Flavors, which resumed last year following 2009’s cancellation, lets the avenue’s diverse eateries delight patrons’ palates with top dishes and potables. It wards off any inclement weather with a sprawling tent and provides immediate satiety to stomachs and gobs of potential business to the vendors. A consummate pursuer of novelty for her stretch, Gilinger will welcome the talents of recently opened locations and will look to maximize the day with two post-Flavors events.

Monday’s gathering united most of Flavors’ contributors, blending seasoned places with their younger brethren.

“This is a very nice thing they are doing,” Nevila Brami, owner of Mondial Café, 1941 E. Passyunk Ave., said of the preview.

The Northeast Philadelphia resident and native of Albania opened her business Dec. 4, bringing her fascination with healthy food to the area. For the 90-minute preview, she offered stuffed eggplant and tzatziki, an appetizer composed of strained yoghurt mixed with cucumbers, garlic, olive oil, pepper, lemon juice and parsley, with a pita.

“We want to bring some European style,” she said of her presence on the Avenue.

That style will make for a nice addition to the main event, which will run between Morris and Dickinson streets.

“Building on the success of last year’s Flavors, we will have more food, more drinks and a bigger tent this year,” Gilinger said.

Some of that food will come from Joseph Massara and Robert Reilly, co-owners of Salt & Pepper, 1623 E. Passyunk Ave.
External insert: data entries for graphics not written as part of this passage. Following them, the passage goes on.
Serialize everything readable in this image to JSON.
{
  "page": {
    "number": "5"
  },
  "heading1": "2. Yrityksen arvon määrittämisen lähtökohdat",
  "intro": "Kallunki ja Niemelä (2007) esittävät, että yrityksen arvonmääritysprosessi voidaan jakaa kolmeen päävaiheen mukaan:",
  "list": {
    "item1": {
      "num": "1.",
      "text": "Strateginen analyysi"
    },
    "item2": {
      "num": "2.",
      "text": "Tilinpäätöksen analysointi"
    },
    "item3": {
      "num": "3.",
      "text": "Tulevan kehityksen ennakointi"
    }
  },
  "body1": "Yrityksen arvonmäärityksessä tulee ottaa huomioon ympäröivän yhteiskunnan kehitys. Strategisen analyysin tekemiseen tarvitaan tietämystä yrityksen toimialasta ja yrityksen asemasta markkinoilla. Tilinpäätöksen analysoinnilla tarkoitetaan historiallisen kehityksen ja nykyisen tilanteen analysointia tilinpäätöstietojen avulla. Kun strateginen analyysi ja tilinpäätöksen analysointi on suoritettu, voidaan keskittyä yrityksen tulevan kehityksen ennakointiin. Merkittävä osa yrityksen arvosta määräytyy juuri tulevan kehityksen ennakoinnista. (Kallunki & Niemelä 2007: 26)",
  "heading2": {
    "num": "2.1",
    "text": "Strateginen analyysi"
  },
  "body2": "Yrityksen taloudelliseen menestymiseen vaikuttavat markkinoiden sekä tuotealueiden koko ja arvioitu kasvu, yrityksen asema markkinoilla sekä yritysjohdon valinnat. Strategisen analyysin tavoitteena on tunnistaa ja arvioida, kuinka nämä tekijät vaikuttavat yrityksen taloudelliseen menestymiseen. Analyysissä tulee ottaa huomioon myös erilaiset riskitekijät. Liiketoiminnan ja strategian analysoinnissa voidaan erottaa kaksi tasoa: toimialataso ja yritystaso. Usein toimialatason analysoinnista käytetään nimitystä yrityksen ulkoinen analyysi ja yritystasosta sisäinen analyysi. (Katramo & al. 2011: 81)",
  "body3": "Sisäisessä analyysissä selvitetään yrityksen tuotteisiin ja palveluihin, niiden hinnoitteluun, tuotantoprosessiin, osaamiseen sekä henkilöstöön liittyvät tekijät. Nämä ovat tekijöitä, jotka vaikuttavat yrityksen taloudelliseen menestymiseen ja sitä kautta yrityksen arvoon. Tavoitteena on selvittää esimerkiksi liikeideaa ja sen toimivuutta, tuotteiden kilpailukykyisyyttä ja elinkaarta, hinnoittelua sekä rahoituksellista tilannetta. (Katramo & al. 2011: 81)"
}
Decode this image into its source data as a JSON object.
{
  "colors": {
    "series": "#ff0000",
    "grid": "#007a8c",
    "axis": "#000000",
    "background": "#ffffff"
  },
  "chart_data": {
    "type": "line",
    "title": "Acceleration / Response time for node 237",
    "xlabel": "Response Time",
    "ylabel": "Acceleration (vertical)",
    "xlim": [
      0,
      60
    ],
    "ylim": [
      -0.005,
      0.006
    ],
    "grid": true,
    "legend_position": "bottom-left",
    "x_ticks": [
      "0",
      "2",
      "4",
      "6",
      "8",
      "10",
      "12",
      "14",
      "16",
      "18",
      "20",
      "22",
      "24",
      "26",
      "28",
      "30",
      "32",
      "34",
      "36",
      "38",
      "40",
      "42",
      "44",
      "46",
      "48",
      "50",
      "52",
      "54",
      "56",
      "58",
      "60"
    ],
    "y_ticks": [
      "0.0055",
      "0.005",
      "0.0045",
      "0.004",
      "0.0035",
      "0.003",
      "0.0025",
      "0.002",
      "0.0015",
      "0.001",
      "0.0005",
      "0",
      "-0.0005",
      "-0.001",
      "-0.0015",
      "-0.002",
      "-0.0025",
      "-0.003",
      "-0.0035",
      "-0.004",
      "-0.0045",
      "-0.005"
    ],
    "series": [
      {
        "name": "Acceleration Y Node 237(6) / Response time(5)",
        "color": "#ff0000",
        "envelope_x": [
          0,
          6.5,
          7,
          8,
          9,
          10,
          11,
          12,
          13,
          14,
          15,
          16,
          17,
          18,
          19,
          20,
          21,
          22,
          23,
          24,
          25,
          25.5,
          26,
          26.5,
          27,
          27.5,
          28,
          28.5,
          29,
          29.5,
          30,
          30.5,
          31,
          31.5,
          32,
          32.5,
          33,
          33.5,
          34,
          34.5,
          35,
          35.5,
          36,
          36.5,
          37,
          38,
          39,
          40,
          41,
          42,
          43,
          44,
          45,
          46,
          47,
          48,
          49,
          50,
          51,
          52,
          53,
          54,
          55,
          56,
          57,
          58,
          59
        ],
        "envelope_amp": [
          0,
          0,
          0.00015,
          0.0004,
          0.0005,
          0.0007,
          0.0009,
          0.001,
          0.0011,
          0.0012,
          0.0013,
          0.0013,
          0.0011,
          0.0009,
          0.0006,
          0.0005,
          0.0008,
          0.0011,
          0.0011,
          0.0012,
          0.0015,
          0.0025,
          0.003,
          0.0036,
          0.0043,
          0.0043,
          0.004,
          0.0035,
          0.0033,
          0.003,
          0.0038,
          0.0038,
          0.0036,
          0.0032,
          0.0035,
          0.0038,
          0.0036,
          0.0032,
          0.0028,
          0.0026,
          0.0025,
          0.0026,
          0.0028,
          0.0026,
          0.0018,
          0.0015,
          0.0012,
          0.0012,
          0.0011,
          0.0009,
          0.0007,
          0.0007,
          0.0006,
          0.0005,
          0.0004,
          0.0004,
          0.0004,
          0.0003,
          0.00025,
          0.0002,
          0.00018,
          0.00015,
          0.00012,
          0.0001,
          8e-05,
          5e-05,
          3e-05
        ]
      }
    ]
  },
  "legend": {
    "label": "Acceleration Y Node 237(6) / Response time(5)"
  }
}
Formerly located in Bella Vista, the facility opened the week before Christmas.

“We’ll do anything to support the neighborhood and the businesses,” Massara, who claimed to live “two steps away,” said of joining Flavors.

At the preview, the proprietors offered a roasted beet and pineapple salad with baby arugula and goat cheese and rosemary onion soup with Parmesan crostini, kalamata olives and mascarpone cheese.

“We didn’t want to get left out,” Reilly, of 13th Street and Oregon Avenue, said of his first assignment at Flavors. “We respect all the restaurants.”

Jesse Spalletta, owner of 2-month-old Plenty, 1710 E. Passyunk Ave., sounded equally proud.

“I wanted to open a place near my home,” the resident of 13th and Federal streets said.

She enthusiastically accepted a call from Gilinger to participate in Flavors, seeing her avenue mate as a key figure in helping her spot to thrive. To Monday’s assembly, she presented a tasso ham panini and macaroni and cheese. Other victuals await those who attend the grand event, furthering her desire to offer “comfort food with a new twist,” grub coming mostly from local farmers.

Already the co-owner of one successful business, Green Eggs Café, 1306 Dickinson St., Stephen Slaughter hopes to score plaudits with libations from his yet-to-open venture Stateside, which should start its mission to focus on everything American within three months. The Marconi resident offered gravy and biscuits from Green Eggs.

“We saw a window, a niche that wasn’t being take care of — cuisine, style and food,” Slaughter said of adding his talents to the Avenue.

“We saw it as a dual thing,” he added of his Flavors involvement. “We get our name out there and help out the neighborhood.”